Tritt eine noch so kleine Störung ein oder eine winzige Anomalie auf, dann reagieren die Hochleistungssysteme darauf mit starken Massnahmen – so gewinnen sie Handlungsspielraum und vermeiden, dass sich eine noch geringe Störung auf das Restsystem ausbreitet und an Stärke gewinnt. Denn die Hochleistungssysteme anerkennen, dass auch schwache Signale Vorboten tief greifender Veränderungen sein können. So kann das Auftauchen einer neuen, innovativen Technologie das Ende einer ganzen Industrie bedeuten – so geschehen bei der Digitalfotografie.
Als Einheit stark
In jeder Familie gibt es unzählige Situationen, die grundsätzlich vorstellbar sind – man will sie vielleicht nicht unbedingt in Betracht ziehen, doch man weiss, es besteht eine gewisse Wahrscheinlichkeit, dass sie eintreffen. Dazu gehören bei Unternehmerfamilien Ereignisse wie ein plötzlicher Todesfall, psychische Probleme eines Familienmitglieds, eine Scheidung, ein öffentlicher Skandal oder ein Konflikt zwischen Familienstämmen. Dagegen kann man sich unter Umständen absichern, mit Ehe verträgen, Vollmachten, Versicherungsverträgen und PR-Strategien. Das wirksamste Instrument jedoch, um als Familie mit unerwarteten und möglicherweise auch sehr unangenehmen Situationen umgehen zu können, ist die Einheit innerhalb der Familie. Die Familieneinheit ist denn auch die wichtigste Voraussetzung dafür, gemeinsam tragfähige Entscheidungen zu finden und als Familie handlungsfähig zu bleiben. Doch weshalb sind gewisse Familien geeinter – und dadurch auch widerstandsfähiger und gesünder – als andere? Die zwei wichtigsten Merkmale geeinter Familien sind, dass diese erstens Zeit miteinander verbringen, und zweitens eine Vision haben, die über das Unternehmen hinausgeht (siehe Box).
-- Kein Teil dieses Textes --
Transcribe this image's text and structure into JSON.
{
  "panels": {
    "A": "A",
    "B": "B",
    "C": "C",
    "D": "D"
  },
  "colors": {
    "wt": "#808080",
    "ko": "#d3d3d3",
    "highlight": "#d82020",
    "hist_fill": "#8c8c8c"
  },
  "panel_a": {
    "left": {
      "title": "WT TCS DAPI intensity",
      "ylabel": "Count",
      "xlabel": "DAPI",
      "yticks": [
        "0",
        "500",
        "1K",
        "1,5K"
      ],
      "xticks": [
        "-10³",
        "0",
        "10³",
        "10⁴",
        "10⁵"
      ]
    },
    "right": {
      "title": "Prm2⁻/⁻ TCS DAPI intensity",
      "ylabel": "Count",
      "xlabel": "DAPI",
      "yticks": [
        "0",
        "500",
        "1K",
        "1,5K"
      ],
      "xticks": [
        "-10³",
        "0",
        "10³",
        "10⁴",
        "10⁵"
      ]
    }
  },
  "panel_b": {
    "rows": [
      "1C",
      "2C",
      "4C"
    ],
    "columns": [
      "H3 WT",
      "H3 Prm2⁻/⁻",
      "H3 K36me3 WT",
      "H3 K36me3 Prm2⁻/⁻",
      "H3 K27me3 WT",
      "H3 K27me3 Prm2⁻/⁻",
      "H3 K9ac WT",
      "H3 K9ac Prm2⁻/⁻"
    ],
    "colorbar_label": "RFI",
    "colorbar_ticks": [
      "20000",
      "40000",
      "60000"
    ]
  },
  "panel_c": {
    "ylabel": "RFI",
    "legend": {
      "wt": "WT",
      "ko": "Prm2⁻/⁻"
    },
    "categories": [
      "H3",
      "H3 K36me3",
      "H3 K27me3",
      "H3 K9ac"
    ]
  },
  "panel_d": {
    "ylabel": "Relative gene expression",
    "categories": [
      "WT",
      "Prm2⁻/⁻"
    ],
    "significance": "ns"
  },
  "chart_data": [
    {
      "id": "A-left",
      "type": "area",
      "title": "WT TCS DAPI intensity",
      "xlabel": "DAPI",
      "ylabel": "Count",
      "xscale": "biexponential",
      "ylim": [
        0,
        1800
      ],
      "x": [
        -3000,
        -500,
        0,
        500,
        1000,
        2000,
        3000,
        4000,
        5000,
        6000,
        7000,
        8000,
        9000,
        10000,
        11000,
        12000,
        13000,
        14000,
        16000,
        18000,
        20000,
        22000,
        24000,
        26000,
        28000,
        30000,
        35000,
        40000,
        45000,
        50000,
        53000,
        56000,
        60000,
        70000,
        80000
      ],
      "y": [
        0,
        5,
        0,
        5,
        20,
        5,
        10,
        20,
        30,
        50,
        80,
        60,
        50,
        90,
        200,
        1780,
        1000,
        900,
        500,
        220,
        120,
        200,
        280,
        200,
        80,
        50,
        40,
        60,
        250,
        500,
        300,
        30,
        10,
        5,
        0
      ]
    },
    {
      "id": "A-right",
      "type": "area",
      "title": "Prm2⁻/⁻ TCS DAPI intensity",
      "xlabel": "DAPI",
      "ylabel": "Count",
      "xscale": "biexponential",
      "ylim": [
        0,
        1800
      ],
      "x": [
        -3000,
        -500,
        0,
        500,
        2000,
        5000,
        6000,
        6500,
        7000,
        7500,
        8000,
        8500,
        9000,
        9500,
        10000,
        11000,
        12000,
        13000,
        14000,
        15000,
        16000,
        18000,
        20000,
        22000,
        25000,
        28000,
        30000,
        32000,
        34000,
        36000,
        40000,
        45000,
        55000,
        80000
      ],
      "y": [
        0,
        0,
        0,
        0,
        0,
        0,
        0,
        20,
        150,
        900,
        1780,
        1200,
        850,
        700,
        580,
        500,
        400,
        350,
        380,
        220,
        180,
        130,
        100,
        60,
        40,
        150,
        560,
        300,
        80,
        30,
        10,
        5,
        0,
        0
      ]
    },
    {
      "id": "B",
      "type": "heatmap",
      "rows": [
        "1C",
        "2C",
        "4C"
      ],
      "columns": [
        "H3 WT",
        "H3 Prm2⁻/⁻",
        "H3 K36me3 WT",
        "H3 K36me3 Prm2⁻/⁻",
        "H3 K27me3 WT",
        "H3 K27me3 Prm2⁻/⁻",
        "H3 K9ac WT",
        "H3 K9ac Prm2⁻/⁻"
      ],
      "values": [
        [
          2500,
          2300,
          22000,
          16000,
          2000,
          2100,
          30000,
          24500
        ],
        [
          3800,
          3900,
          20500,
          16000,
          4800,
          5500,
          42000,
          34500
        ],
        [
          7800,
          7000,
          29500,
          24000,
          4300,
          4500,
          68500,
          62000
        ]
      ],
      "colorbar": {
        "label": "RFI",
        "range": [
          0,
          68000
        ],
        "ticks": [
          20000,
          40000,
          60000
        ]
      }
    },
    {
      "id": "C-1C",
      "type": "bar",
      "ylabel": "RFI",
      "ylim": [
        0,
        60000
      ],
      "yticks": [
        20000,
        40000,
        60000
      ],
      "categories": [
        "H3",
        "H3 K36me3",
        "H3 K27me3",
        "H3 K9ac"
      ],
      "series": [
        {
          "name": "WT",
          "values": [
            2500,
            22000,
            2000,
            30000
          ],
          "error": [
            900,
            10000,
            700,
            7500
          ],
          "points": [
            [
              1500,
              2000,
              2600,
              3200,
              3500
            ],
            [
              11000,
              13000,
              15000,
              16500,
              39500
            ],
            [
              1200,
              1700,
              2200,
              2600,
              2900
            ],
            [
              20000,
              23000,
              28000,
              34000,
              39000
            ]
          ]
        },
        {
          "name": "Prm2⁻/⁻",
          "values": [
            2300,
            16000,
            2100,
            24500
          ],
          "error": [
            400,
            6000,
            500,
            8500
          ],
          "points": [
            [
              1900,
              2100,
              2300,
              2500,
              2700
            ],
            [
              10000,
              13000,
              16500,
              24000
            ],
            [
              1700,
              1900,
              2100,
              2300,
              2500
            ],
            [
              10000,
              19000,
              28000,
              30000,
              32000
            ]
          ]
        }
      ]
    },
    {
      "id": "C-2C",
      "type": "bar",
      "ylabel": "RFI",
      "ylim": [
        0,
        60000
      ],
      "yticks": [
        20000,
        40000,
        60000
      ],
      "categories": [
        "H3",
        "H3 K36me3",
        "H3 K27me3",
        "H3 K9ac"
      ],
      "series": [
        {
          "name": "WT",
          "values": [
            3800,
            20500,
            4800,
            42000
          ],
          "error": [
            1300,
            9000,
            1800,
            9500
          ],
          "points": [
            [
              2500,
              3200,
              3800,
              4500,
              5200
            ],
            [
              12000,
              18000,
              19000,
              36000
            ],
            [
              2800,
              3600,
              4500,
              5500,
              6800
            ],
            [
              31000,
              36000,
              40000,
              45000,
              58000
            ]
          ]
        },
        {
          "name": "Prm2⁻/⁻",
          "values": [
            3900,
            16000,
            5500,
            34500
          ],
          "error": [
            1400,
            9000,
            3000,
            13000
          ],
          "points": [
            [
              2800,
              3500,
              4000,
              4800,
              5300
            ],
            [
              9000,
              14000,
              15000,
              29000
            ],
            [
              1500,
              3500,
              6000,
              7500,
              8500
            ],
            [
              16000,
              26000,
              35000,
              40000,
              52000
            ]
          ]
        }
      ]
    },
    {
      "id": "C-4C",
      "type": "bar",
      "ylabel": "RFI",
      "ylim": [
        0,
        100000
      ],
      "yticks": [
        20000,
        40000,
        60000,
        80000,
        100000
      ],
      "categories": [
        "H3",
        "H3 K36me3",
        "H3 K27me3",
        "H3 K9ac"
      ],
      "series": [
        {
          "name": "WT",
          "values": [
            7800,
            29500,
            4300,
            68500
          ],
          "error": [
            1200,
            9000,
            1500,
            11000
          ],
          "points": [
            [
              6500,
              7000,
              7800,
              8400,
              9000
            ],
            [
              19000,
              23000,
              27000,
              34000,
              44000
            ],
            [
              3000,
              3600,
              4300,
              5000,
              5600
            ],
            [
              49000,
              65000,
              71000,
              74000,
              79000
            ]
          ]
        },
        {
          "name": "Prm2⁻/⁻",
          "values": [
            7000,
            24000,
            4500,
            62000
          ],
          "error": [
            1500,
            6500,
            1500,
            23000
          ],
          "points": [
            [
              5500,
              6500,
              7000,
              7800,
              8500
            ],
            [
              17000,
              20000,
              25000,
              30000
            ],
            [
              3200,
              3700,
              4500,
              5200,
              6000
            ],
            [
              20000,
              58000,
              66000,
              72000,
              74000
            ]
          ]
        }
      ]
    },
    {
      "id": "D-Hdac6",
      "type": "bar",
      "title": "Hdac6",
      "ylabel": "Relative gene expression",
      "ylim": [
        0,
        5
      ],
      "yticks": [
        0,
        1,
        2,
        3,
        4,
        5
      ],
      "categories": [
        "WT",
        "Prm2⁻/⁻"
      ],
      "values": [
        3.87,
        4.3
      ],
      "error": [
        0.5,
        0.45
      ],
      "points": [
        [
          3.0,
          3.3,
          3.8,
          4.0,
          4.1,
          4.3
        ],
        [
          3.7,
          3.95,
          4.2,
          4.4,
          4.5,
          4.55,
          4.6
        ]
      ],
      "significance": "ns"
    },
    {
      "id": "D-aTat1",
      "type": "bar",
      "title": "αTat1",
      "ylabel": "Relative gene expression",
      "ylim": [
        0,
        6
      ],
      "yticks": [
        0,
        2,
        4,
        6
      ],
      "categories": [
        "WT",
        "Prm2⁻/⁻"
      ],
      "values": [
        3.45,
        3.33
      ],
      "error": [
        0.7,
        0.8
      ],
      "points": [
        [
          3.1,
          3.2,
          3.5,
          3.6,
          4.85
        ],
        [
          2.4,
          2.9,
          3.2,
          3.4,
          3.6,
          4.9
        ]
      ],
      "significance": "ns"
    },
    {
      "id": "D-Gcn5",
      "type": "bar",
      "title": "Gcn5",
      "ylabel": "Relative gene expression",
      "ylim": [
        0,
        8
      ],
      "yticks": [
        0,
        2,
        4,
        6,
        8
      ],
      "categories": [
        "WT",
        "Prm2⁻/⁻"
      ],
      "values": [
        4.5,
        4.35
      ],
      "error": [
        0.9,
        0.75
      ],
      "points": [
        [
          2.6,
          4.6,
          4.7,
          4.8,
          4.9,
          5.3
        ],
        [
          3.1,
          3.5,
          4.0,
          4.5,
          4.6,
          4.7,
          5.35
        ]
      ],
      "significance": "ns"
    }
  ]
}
Einheit in der Familie ist nicht etwas, das den Familienmitgliedern in die Wiege gelegt wird – meist muss sie hart erarbeitet werden. Vielfach bestehen zwischen den verschiedenen Familienstämmen unterschwellige oder gar offene Konflikte, die über Generationen weitergegeben und nicht gelöst werden. In solchen Fällen ist es schwer, insbesondere in einer schwierigen Situation rasch zu einer Lösung zu kommen. Oft verlieren die Familien gerade in Notsituationen Zeit mit Diskussionen, die mit dem eigentlichen Ereignis nichts zu tun haben, sondern den unterschwelligen, schon lange bestehenden Konflikt betreffen. Die Reaktionsfähigkeit der Familie ist somit aufgrund der fehlenden Einheit eingeschränkt. Einheit innerhalb der Familie ist also eine Grundvoraussetzung für das langfristige Funktionieren des Familienverbundes – denn nur geeinte Familien bleiben in schwierigen Situationen nicht nur entscheidungs-, sondern auch handlungsfähig.